One of the first things that attracted me to beat music was its similarity to jazz, with both sharing a no-holds barred, often free form, soaring approach to musical expression. Not coincidentally, both forms also provide any number of rabbit holes in which to fall into and explore. Wherever your tastes run, jazz and beat have fountains from which even the most hard-to-please music connoisseurs can drink. It was only a matter of time, but the script has been flipped, and some of today’s most promising hep cats are showing love and affection for today’s more contemporary beat sound instead of the other way around.
Enter GoGo Penguin, a Manchester-based jazz trio with obvious reverence for Aphex Twin and Massive Attack to go with their more “obvious” jazz predecessors on their Blue Note debut, Man Made Object. Think BADBADNOTGOOD, replace the penchant for hip-hop with beats/electronica, and you’ve got a pretty good comparison point. When you consider that these album compositions originally were penned on sequencing software like Logic or Ableton, the jazz-paying-homage-to-beats-link becomes that much more obvious. Q-Tip’s acknowledgement of musical cycles remains as prescient as ever.

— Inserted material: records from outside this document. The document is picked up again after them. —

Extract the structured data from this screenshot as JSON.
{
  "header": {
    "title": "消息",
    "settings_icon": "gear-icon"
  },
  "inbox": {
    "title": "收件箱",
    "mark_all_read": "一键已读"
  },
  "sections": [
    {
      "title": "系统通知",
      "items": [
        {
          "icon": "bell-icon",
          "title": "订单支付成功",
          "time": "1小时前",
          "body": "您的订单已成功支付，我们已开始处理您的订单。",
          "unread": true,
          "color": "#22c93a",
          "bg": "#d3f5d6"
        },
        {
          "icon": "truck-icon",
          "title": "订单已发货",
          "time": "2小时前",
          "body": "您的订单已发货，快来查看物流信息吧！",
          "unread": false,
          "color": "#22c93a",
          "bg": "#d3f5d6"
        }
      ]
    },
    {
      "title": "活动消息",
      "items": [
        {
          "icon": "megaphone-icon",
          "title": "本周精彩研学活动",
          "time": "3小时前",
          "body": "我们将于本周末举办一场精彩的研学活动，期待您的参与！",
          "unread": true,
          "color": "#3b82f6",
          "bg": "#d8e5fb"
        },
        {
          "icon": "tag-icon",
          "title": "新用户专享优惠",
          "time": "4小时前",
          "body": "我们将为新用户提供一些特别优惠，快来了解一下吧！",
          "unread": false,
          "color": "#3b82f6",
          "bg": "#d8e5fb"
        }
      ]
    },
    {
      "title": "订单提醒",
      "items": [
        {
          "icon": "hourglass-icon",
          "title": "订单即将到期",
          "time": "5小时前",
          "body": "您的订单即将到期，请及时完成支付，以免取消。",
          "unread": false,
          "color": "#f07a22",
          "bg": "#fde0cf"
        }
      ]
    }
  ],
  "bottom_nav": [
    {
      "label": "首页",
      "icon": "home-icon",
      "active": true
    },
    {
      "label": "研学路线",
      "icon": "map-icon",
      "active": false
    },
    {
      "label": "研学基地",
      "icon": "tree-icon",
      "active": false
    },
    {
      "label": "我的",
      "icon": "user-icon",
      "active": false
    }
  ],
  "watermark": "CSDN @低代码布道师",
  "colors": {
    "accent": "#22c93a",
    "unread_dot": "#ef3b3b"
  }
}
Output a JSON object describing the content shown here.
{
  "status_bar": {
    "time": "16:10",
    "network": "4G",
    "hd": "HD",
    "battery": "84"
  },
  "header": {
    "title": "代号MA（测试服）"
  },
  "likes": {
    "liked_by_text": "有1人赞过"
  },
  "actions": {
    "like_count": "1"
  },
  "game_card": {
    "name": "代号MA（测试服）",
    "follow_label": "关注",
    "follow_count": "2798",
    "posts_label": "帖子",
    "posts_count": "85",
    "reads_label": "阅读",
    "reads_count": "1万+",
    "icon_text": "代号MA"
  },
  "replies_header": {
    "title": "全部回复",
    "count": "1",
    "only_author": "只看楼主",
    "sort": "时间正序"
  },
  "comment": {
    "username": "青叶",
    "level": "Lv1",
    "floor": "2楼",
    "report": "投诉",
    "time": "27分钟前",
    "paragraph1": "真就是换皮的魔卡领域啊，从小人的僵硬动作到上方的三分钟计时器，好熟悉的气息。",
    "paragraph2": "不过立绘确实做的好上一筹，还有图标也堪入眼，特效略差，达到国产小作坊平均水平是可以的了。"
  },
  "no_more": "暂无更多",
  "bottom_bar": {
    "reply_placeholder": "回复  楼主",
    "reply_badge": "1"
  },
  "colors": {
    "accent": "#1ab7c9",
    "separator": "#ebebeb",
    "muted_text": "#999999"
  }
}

Comprised of Rob Turner on percussion, Nick Blacka on bass and Chris Illingworth on the 88 keys, GoGo Penguin is a group of supremely talented individuals who clearly are operating on the same plane, as I’m hard pressed to think of a more complimentary, organic sounding band. You might recall the boys were shortlisted for the the Barclaycard Mercury Prize Album of the Year in 2014 for their last effort, v2.0.
Turner is a master of non-conventional percussion, seemingly more interested in breakbeats than standardized paradiddles (it’s a real word; look it up). Blacka just might have the cleanest, fattest stand-up bass sound I’ve heard in years, and Illingworth draws levels of intensity and paranoia that help shape the overall sound of the band. The strength of Man Made Object comes from the coalescing whole, not from a series of one-off virtuoso solos.
“Branches Break” might be the purest example of this idea. The track starts with plaintive piano chords before an almost but not quite off-beat drum and cymbal enter, followed immediately by a deep and expansive bass. What starts as a quiet meditation swells into a beast before quieting down again. “Weird Cat” and “Quiet Mind” showcase the boys at some of their most exploratory here, delving in and out of organized chaos to a most satisfying effect. “Smarra” could be the future of this brand of “acoustic electronica,” a hyperactive instrumental exercise that devolves into hiss and general distortion before returning ever so briefly to a more peaceful, instrumental sound.
Album closer “Protest” further exemplifies what makes GoGo Penguin more than worth your listen. Each member is on fire—the steady drip of Blacka’s bass, the precision percussion of Turner and the focused fingers of Illingworth all are riding towards the same destination. Their music is filled with tension and passion, a shared musician’s journey that the listener is lucky to be invited along. And this is why we #ListenToMoreJazz.